Step 1: Set Up Your Apify Actor

Begin by creating an Apify actor that will scrape or process the data you need. Ensure that your actor is correctly configured to collect the required data, and it can be executed either manually or on a schedule via Apify's platform.

Step 2: Export Data from Apify Actor

Once your Apify actor completes its run, export the data from the actor's dataset. Use Apify's API to programmatically fetch this data in a format such as JSON, CSV, or XML. This can be achieved by making an HTTP GET request to the dataset's API endpoint.

Step 3: Install Apache Kafka Locally

Ensure you have Apache Kafka installed locally or on a server you have access to. Download and install Kafka from the official Apache website, following the installation instructions for your operating system. Make sure both Kafka and Zookeeper are running.

Step 4: Create a Kafka Topic

With Kafka running, create a new topic to which you will publish the data.
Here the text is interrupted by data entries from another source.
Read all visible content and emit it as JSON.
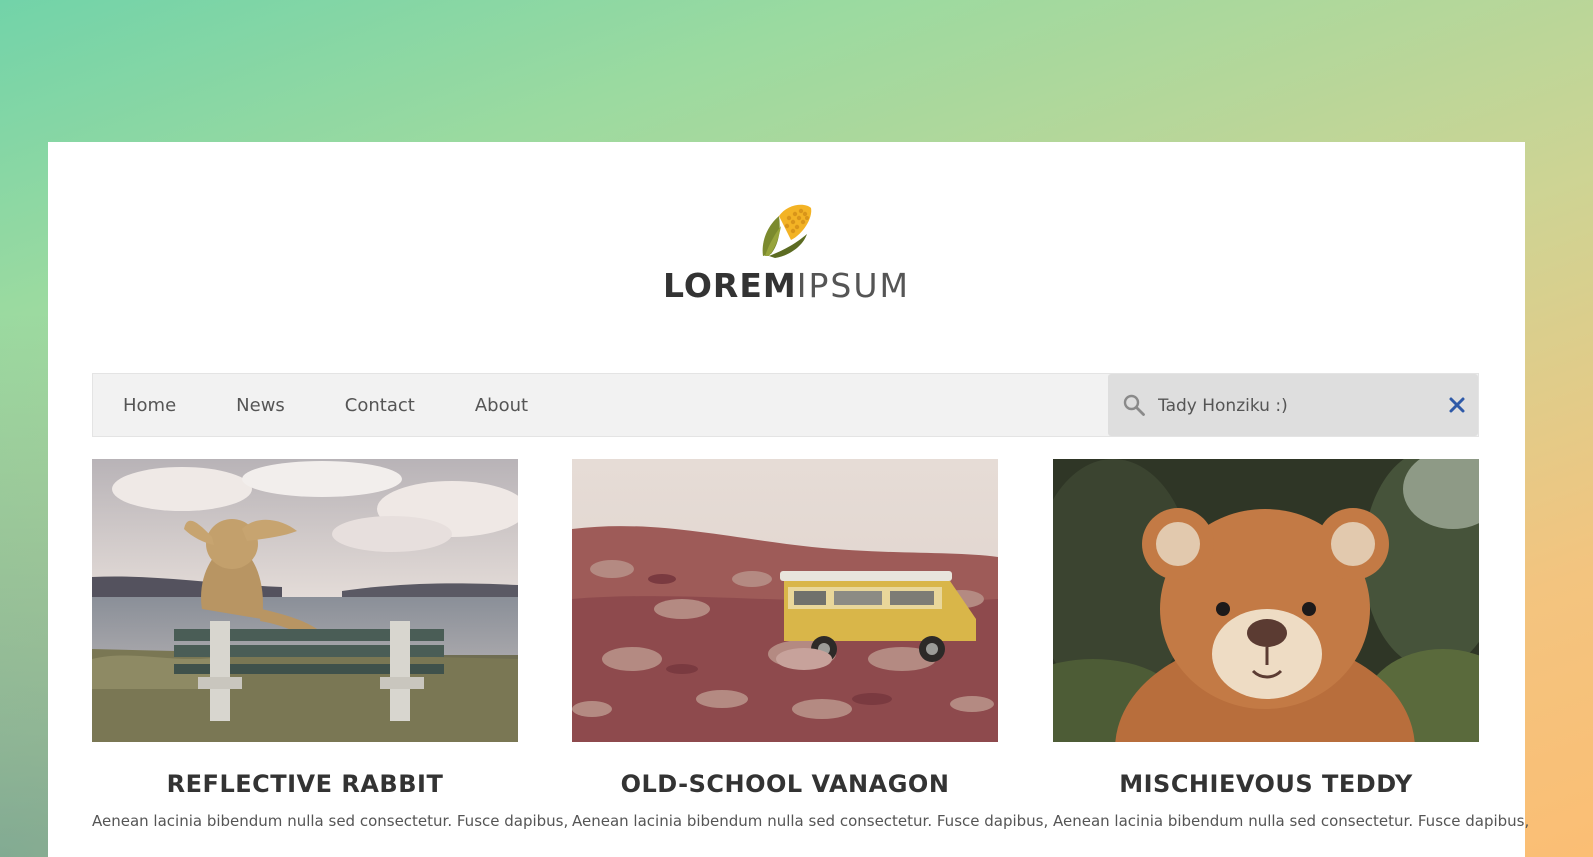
{
  "brand": {
    "name_bold": "LOREM",
    "name_light": "IPSUM",
    "logo_icon": "corn-icon"
  },
  "nav": {
    "items": [
      {
        "label": "Home"
      },
      {
        "label": "News"
      },
      {
        "label": "Contact"
      },
      {
        "label": "About"
      }
    ]
  },
  "search": {
    "value": "Tady Honziku :)",
    "search_icon": "search-icon",
    "clear_icon": "close-icon"
  },
  "posts": [
    {
      "title": "REFLECTIVE RABBIT",
      "excerpt": "Aenean lacinia bibendum nulla sed consectetur. Fusce dapibus,",
      "image": "rabbit-on-bench-photo"
    },
    {
      "title": "OLD-SCHOOL VANAGON",
      "excerpt": "Aenean lacinia bibendum nulla sed consectetur. Fusce dapibus,",
      "image": "yellow-van-photo"
    },
    {
      "title": "MISCHIEVOUS TEDDY",
      "excerpt": "Aenean lacinia bibendum nulla sed consectetur. Fusce dapibus,",
      "image": "teddy-bear-photo"
    }
  ],
  "colors": {
    "accent_clear": "#2f5aa8",
    "text_dark": "#333333"
  }
}
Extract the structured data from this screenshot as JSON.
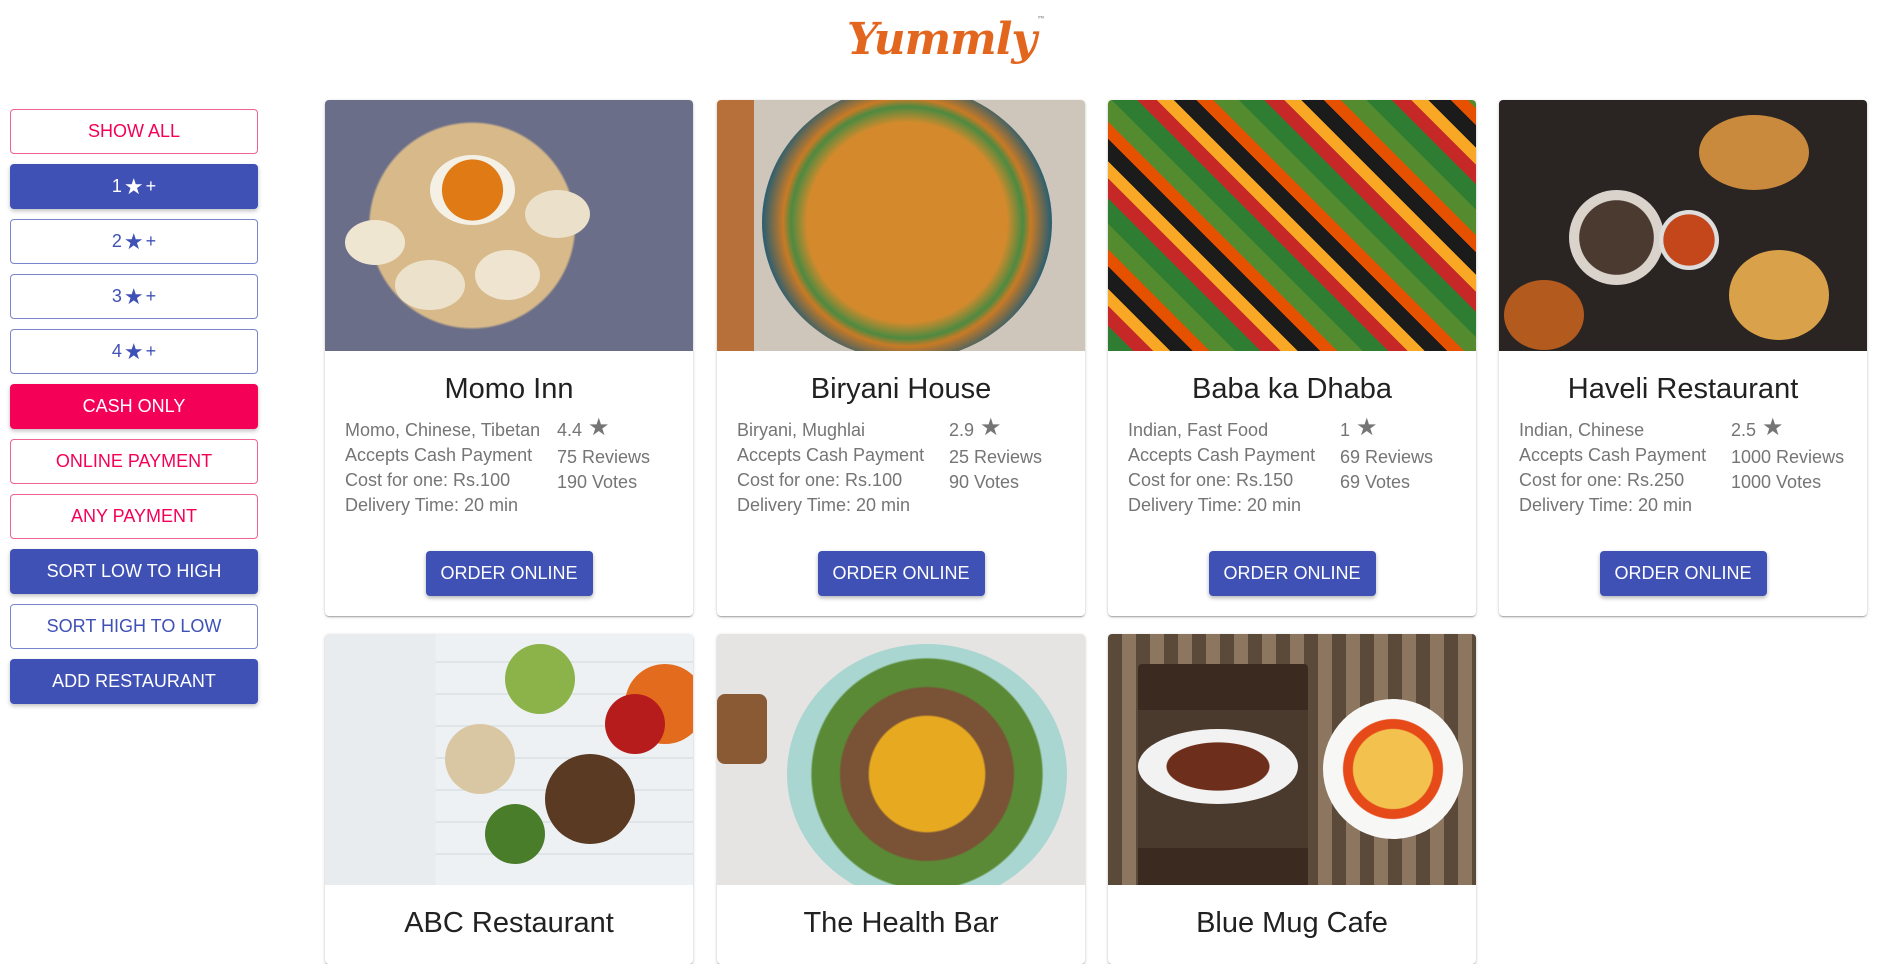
{
  "header": {
    "logo_text": "Yummly",
    "logo_mark": "™"
  },
  "filters": [
    {
      "label_pre": "SHOW ALL",
      "star": "",
      "label_post": "",
      "style": "o-pink"
    },
    {
      "label_pre": "1",
      "star": "★",
      "label_post": "+",
      "style": "c-indigo"
    },
    {
      "label_pre": "2",
      "star": "★",
      "label_post": "+",
      "style": "o-indigo"
    },
    {
      "label_pre": "3",
      "star": "★",
      "label_post": "+",
      "style": "o-indigo"
    },
    {
      "label_pre": "4",
      "star": "★",
      "label_post": "+",
      "style": "o-indigo"
    },
    {
      "label_pre": "CASH ONLY",
      "star": "",
      "label_post": "",
      "style": "c-pink"
    },
    {
      "label_pre": "ONLINE PAYMENT",
      "star": "",
      "label_post": "",
      "style": "o-pink"
    },
    {
      "label_pre": "ANY PAYMENT",
      "star": "",
      "label_post": "",
      "style": "o-pink"
    },
    {
      "label_pre": "SORT LOW TO HIGH",
      "star": "",
      "label_post": "",
      "style": "c-indigo"
    },
    {
      "label_pre": "SORT HIGH TO LOW",
      "star": "",
      "label_post": "",
      "style": "o-indigo"
    },
    {
      "label_pre": "ADD RESTAURANT",
      "star": "",
      "label_post": "",
      "style": "c-indigo"
    }
  ],
  "restaurants": [
    {
      "name": "Momo Inn",
      "cuisine": "Momo, Chinese, Tibetan",
      "payment": "Accepts Cash Payment",
      "cost": "Cost for one: Rs.100",
      "delivery": "Delivery Time: 20 min",
      "rating": "4.4",
      "reviews": "75 Reviews",
      "votes": "190 Votes",
      "order_label": "ORDER ONLINE"
    },
    {
      "name": "Biryani House",
      "cuisine": "Biryani, Mughlai",
      "payment": "Accepts Cash Payment",
      "cost": "Cost for one: Rs.100",
      "delivery": "Delivery Time: 20 min",
      "rating": "2.9",
      "reviews": "25 Reviews",
      "votes": "90 Votes",
      "order_label": "ORDER ONLINE"
    },
    {
      "name": "Baba ka Dhaba",
      "cuisine": "Indian, Fast Food",
      "payment": "Accepts Cash Payment",
      "cost": "Cost for one: Rs.150",
      "delivery": "Delivery Time: 20 min",
      "rating": "1",
      "reviews": "69 Reviews",
      "votes": "69 Votes",
      "order_label": "ORDER ONLINE"
    },
    {
      "name": "Haveli Restaurant",
      "cuisine": "Indian, Chinese",
      "payment": "Accepts Cash Payment",
      "cost": "Cost for one: Rs.250",
      "delivery": "Delivery Time: 20 min",
      "rating": "2.5",
      "reviews": "1000 Reviews",
      "votes": "1000 Votes",
      "order_label": "ORDER ONLINE"
    },
    {
      "name": "ABC Restaurant"
    },
    {
      "name": "The Health Bar"
    },
    {
      "name": "Blue Mug Cafe"
    }
  ],
  "rating_star": "★",
  "colors": {
    "primary": "#3f51b5",
    "secondary": "#f50057",
    "logo": "#e3661f"
  }
}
Use the Kafka command-line tool to create a topic by executing a command such as:
```bash
bin/kafka-topics.sh --create --topic your_topic_name --bootstrap-server localhost:9092 --partitions 1 --replication-factor 1
```

Step 5: Write a Script to Fetch Data from Apify

Develop a script in a language like Python, Node.js, or Java that fetches the exported data from your Apify actor. Use HTTP requests to pull the dataset from Apify's API. The script should parse the data into a format suitable for Kafka (e.g., JSON strings).
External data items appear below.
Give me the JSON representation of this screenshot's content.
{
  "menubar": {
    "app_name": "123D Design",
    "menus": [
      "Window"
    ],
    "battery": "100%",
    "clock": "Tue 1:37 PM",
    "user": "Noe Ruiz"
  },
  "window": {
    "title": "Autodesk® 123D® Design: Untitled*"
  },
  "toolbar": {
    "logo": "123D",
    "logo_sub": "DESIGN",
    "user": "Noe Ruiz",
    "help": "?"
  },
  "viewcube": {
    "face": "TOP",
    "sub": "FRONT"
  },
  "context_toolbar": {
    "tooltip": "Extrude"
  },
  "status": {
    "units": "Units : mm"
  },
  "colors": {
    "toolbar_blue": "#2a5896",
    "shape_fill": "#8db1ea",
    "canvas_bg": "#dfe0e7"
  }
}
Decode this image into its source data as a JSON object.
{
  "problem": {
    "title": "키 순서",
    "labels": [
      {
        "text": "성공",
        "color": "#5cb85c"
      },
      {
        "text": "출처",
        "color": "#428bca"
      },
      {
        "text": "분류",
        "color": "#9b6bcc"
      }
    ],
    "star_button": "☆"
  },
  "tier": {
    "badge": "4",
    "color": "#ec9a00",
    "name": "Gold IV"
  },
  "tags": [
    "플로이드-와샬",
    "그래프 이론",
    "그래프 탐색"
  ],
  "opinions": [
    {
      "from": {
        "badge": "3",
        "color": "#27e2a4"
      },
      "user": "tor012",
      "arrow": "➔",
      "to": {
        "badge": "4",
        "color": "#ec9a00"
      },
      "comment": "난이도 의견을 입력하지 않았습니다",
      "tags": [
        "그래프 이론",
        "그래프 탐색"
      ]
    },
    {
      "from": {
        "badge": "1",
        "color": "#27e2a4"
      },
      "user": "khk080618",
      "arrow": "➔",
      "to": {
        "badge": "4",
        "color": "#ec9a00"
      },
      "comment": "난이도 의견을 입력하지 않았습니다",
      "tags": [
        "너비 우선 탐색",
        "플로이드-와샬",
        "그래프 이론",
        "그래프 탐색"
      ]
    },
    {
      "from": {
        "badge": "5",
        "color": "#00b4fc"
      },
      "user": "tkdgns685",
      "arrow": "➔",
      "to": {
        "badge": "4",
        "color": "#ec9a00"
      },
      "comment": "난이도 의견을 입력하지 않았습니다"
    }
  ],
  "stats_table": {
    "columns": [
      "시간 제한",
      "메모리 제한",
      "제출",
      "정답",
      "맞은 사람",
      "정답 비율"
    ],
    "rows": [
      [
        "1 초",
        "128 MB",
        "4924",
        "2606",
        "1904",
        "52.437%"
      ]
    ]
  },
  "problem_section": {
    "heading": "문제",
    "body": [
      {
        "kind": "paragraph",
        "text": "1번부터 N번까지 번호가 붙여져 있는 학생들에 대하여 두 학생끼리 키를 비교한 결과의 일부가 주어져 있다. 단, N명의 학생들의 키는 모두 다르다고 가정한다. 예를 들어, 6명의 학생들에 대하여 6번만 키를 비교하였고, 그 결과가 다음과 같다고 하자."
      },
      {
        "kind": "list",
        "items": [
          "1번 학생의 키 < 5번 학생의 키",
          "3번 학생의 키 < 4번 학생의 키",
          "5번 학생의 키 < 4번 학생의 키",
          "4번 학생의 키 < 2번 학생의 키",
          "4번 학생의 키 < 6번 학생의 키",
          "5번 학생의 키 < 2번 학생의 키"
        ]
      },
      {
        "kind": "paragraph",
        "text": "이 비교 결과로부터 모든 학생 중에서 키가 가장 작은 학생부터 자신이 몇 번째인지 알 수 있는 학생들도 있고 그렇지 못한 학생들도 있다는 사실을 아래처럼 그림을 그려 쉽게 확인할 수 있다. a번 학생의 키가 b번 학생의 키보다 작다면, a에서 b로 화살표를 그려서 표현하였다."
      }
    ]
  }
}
Step 6: Produce Data to Kafka

Extend your script to include a Kafka producer that publishes the fetched data to your Kafka topic. Use a Kafka client library suitable for your programming language. For example, in Python, you could use the `kafka-python` library to send messages to Kafka:
```python
from kafka import KafkaProducer
import json

producer = KafkaProducer(bootstrap_servers='localhost:9092', value_serializer=lambda v: json.dumps(v).encode('utf-8'))
producer.send('your_topic_name', data)
producer.flush()
```

Step 7: Verify Data in Kafka

Finally, confirm that your data is successfully published to Kafka. Use the Kafka console consumer to read messages from your topic:
```bash
bin/kafka-console-consumer.sh --topic your_topic_name --from-beginning --bootstrap-server localhost:9092
```
Verify that the output matches the data you intended to move from Apify.

By following these steps, you can effectively transfer data from Apify to Kafka without relying on third-party connectors. This method is direct and uses basic programming and Kafka functionality.